Data Breach Reveals 100k IEEE.org Members' Plaintext Passwords 160
First time accepted submitter radudragusin writes "IEEE suffered a data breach which I discovered on September 18. For a few days I was uncertain what to do with the information and the data. Yesterday I let them know, and they fixed (at least partially) the problem. The usernames and passwords kept in plaintext were publicly available on their FTP server for at least one month prior to my discovery. Among the almost 100.000 compromised users are Apple, Google, IBM, Oracle and Samsung employees, as well as researchers from NASA, Stanford and many other places. I did not and will not make the raw data available, but I took the liberty to analyse it briefly."
AFAICT IEEE didn't warn its members yet... (Score:4, Interesting)
Why do we need to learn this from the newspaper?
Re:For God's Sake (Score:5, Interesting)
I'm a scientist. I write papers that are published in academic journals and I review such papers for journals. Journals use editorial managers to, well, manage, the entire process and you'd be surprised how often those send out automated e-mails that, helpfully, contain my login and password IN PLAINTEXT, just in case I might have forgotten (even if I did not request the password).
In general terms, if you use a website that is able to remind you of your password if you forgot, consider that password known to the world and all other accounts that use the same or a similar password at high risk of being compromised.
Oh and I have an Obligatory XKCD [xkcd.com] too.
Re:Secure password message falls on deaf ears (Score:5, Interesting)

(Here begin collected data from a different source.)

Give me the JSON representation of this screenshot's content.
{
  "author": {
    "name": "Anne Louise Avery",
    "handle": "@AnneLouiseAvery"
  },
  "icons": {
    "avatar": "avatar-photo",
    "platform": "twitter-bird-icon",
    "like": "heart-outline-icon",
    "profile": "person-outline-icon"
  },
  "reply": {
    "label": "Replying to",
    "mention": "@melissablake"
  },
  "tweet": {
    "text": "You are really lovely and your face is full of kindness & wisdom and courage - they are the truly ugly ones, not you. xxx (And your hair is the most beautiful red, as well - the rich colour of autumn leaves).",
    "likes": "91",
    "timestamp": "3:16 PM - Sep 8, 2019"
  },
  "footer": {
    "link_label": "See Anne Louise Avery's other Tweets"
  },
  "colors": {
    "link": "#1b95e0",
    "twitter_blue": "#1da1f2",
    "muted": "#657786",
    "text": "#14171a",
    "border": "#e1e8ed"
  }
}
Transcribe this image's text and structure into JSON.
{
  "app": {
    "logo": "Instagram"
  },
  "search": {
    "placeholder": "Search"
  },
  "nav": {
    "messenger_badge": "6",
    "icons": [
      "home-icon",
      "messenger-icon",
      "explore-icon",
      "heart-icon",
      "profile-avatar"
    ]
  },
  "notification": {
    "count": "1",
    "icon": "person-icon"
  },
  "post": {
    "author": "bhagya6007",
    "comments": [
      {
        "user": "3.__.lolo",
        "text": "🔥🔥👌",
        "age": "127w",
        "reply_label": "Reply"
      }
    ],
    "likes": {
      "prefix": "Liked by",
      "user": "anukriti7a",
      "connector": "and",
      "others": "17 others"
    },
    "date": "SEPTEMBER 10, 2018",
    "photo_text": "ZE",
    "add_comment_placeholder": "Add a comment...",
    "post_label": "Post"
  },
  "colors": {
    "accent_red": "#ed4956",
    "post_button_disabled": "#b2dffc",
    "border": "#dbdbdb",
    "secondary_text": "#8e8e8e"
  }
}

The question becomes though - what benefit does it do me to have a strong password on sites I don't value?
Like say, /. - why not use "password" or "123456"? If someone breaks in, BFD.
Likewise, many forums and blogs require registration to do basic things - seems like "password" or "123456" is useful for a one-time throwaway account.
The IEEE has a similar problem. Sometimes it protects great assets (member-only access to papers/journals/standards), othertimes, it's used because some guy wanted the 802.x spec (available for free, registration required), in which case they'd just pick some throwaway password because so what if it's compromised?
And that's the thing - I've seen websites host some files I wanted require changing passwords every 30 days with upper case, lower case, numbers AND symbols. Secure, sure, but everytime I used it (every few months), I needed to reset it. In the end I just ended up using their temporary password, remembered in browser. To me, it wasn't terribly important files (they still needed a license key, available separately). Hell, if I looked, I could've found the same files off a torrent site.
Oh, and "value" of a site is a personal judgement - if you asked a bunch of websites, you'd find they'd value their content "above average".